>There's no such thing as a 'crime in the philosophical sense.
If there is no such thing, then nothing is right or wrong, and laws are just obstacles to get around however you can, for as long as you can. That seems a strange principle to propose.
Fair enough.. he just ran a business where other people did the dealing, and he made a profit from the sales. Still pretty clearly a criminal conspiracy, at least on paper.
And when I said there's no such thing as crime in a philosophical sense, I meant that what one believes about the ethics of a law doesn't actually apply to its execution. Ulbricht hasn't been charged with crimes against philosophy, and a belief that drug laws are immoral isn't a legally credible defense.
You can make the argument that what Ulbricht did shouldn't be illegal, but I don't believe it's possible to make a credible argument that running the Silk Road site wasn't actually breaking any laws.
> Fair enough.. he just ran a business where other people did the dealing, and he made a profit from the sales.
Like every seedy motel that caters to hookers.
And yet, no one thinks this is a crime... because renting rooms isn't a crime.
>Ulbricht hasn't been charged with crimes against philosophy
From the looks of it, they're trying to offer evidence of crimes he hasn't been charged with to push a gullible jury towards an unjust verdict. Hell, for all the press release propaganda we've heard about murder-for-hire, where are those charges?
Have you ever known an honest prosecutor to hold off on murder charges for which there is evidence, or to leak it to journalists that someone's a murderer when they won't even bother charging them with such?
This smells.
> You can make the argument that what Ulbricht did shouldn't be illegal,
I'm not making that argument.
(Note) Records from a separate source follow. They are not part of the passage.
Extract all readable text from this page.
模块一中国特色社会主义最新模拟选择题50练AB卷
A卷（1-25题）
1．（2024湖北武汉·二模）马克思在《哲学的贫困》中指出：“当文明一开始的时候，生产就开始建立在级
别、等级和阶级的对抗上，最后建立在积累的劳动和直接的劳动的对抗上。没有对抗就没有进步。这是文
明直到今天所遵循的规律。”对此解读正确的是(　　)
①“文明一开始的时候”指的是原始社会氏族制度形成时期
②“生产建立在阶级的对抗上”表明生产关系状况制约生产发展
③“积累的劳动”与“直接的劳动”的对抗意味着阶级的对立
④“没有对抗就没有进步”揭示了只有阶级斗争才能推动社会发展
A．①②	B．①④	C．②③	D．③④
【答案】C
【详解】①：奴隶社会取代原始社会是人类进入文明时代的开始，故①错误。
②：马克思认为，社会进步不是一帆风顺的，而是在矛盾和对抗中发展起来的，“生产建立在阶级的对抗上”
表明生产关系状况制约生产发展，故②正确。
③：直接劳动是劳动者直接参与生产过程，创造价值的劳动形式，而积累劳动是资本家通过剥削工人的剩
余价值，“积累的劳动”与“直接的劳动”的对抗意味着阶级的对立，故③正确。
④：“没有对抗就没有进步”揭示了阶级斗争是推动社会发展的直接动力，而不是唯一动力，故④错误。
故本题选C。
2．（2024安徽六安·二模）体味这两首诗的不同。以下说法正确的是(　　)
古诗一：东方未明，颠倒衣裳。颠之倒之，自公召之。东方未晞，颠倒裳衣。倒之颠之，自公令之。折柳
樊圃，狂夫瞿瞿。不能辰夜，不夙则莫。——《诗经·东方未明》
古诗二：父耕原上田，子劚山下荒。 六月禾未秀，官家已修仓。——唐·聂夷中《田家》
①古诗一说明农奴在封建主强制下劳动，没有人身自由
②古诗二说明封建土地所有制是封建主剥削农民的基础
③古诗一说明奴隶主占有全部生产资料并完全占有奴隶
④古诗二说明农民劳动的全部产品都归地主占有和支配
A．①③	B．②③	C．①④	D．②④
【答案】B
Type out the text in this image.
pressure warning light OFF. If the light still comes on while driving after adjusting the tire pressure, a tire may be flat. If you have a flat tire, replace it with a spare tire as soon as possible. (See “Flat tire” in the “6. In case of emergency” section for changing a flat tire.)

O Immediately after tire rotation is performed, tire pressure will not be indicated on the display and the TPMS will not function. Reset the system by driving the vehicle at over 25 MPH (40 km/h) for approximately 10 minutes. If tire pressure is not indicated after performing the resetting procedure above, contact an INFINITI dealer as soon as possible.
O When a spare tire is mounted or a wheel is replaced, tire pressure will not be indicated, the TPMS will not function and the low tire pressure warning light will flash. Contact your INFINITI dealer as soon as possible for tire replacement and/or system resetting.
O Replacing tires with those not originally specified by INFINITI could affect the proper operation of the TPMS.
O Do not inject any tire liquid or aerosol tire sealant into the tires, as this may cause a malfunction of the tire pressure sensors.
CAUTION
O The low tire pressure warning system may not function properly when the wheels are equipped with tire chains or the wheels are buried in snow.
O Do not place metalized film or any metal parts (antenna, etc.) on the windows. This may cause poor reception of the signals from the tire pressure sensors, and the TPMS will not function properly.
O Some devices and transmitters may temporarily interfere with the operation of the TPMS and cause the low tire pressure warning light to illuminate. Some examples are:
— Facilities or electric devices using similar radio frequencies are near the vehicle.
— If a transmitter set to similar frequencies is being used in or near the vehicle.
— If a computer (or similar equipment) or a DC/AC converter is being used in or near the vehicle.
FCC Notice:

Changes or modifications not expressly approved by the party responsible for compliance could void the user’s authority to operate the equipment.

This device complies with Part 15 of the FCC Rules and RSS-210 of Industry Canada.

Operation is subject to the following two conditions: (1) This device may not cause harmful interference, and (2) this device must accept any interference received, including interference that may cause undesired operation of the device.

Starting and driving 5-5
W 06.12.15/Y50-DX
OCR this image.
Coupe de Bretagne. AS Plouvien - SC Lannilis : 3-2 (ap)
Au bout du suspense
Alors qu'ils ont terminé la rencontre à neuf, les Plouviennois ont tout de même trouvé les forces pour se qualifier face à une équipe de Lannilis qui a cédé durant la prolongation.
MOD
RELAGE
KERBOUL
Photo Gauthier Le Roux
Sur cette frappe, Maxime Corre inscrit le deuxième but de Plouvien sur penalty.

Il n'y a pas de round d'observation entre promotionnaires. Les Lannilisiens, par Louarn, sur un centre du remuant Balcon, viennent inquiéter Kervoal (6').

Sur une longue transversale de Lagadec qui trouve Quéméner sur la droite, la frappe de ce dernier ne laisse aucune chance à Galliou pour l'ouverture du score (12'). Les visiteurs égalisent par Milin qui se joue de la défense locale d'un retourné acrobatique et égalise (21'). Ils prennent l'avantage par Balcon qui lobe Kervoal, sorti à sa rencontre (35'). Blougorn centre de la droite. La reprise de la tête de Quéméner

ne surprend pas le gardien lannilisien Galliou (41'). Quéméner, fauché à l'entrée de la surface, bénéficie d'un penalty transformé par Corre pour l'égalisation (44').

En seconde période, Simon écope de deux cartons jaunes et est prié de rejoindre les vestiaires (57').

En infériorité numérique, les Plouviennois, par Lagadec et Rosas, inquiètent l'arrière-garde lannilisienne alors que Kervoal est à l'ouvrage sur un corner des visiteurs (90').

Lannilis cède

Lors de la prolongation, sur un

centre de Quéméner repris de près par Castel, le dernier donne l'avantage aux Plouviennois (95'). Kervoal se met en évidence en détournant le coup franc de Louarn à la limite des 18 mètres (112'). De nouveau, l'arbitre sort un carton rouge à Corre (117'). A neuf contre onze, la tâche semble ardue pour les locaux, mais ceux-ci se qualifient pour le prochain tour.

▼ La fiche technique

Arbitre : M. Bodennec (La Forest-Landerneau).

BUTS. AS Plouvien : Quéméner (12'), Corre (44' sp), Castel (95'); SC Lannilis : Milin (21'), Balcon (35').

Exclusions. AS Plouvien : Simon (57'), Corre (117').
I'm making the argument that they can't figure out what to charge him with, and so they're twisting the laws and the trial process to convict him anyway.
>Like every seedy motel that caters to hookers. And yet, no one thinks this is a crime... because renting rooms isn't a crime.
At this point it seems you're being purposely obtuse.
Prostitution is a crime (except in a couple of places) and "catering to hookers" is also a crime when you're renting rooms to prostitutes or their clients specifically to facilitate prostitution, as a business, commonly known as "running a brothel."
But again, you seem to choose to employ metaphors which completely disregard intent.
If you can perform the same action and have it not be a crime, but for your inner thoughts, whereas if you do think those thoughts the action is then a crime, then we're what we're really talking about is thoughtcrime.
Doesn't that bother you slightly?
> as a business, commonly known as "running a brothel."
We're not talking about brothels, but specifically about a sort of motel that you must be familiar with if only hypothetically. They use the floorplan of those shitty 1970s motels, there's no parlor, no madam who points at the girls and tells you to pick out one, and often enough an antagonist relationship between the owners and the hookers.
These are real places, they aren't rare, and trying to shift the conversation to something else earns you no credit for honesty.
Renting rooms to hookers is no crime. Motel clerks aren't deputized by the state to perform law enforcement and even if they were it's the hooker's crimes that are illegal, not the hooker herself. She still has a right to rent a room.
> But again, you seem to choose to employ metaphors
Wasn't a metaphor at all. Are you so dimwitted that you can't tell?
The vast majority of crimes have included mental state elements as well as conduct elements for quite a long time (strict liability crimes -- the only kind that don't include mental state elements -- are a much smaller set.)
Thoughtcrime is not any crime that includes a mental state component, thoughtcrime is a crime that is thought alone (specifically, politically unorthodox thought alone) as a crime.
He was facilitating and taking a cut of the profits from dealing. That was the crime, and it's on the books as a crime.
You might think this is unjust, if you frame laws as just vs. unjust it's much more clear than talking about 'crime in the philosophical sense' which is not a normal way of discussing law.
And as far as this one...
>There's no such thing as a 'crime in the philosophical sense.
If there is no such thing, then nothing is right or wrong, and laws are just obstacles to get around however you can, for as long as you can. That seems a strange principle to propose.